Sept. 15 (Bloomberg) -- Santos Ltd., Australia's third- biggest oil and gas producer, said it believes a provision made for a mud-flow disaster in Indonesia is appropriate and rejected a suggestion it understated the incident's severity.
Santos will continue to review the adequacy of the provision, the Adelaide-based company said today in a statement to the Australian stock exchange. The situation ``remains dynamic, complex and uncertain,'' it said.
Santos dropped as much as 6.6 percent to A$18.09 in Sydney trading, the largest decline since Sept. 3 and the worst- performance of the 46 stocks in the MSCI AC Asia Pacific Energy Index.
The Australian company owns 18 percent of the Banjar Panji gas exploration in East Java, where mud started flowing after a blowout in May 2006, inundating homes, rice fields, factories and roads.
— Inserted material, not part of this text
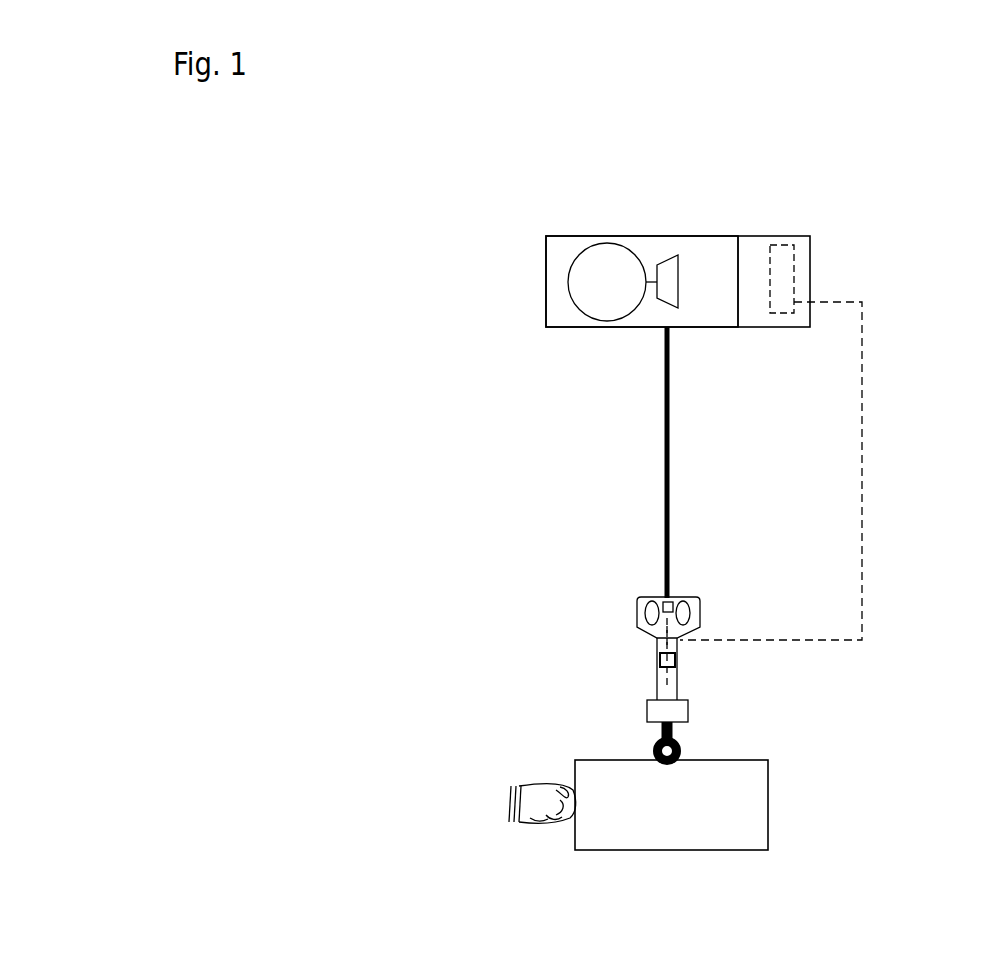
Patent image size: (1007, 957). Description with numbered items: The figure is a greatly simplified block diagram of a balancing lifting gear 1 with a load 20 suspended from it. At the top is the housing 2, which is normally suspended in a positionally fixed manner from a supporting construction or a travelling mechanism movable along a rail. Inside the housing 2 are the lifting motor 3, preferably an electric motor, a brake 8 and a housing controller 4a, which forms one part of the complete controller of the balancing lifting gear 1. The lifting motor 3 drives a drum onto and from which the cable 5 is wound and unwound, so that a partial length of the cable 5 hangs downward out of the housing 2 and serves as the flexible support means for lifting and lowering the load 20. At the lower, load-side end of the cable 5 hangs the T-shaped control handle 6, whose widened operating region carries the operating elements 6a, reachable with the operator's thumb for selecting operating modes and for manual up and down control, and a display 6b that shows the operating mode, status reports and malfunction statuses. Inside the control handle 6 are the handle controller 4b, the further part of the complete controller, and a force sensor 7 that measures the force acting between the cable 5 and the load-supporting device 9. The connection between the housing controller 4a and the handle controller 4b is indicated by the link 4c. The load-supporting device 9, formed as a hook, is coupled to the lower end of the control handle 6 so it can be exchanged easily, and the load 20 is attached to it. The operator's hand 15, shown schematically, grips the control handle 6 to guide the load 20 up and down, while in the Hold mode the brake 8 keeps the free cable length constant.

In February, Santos increased its provision for the incident by $7 million to $79 million.
Santos faces a blow-out in the clean-up bill for the incident, which has affected 75,000 people, the Australian Financial Review reported today.
Santos's share of the mitigation cost could be as high A$830 million ($681 million), nearly 10 times more than the company has disclosed to the market, the newspaper reported.
A study by the United Nations Environment Program and AusAid that is yet to be made public found the only solution is to transport the mud 14 kilometers (9 miles) to the ocean, the newspaper reported.
The UN report estimates that the total economic loss from the mudflow, which began after a drilling incident involving PT Lapindo Brantas, has risen to A$3.4 billion. Santos owns an 18 percent stake in that company.
Santos ``continues to believe that a resolution may ultimately be reached between all relevant parties,'' it said in the statement.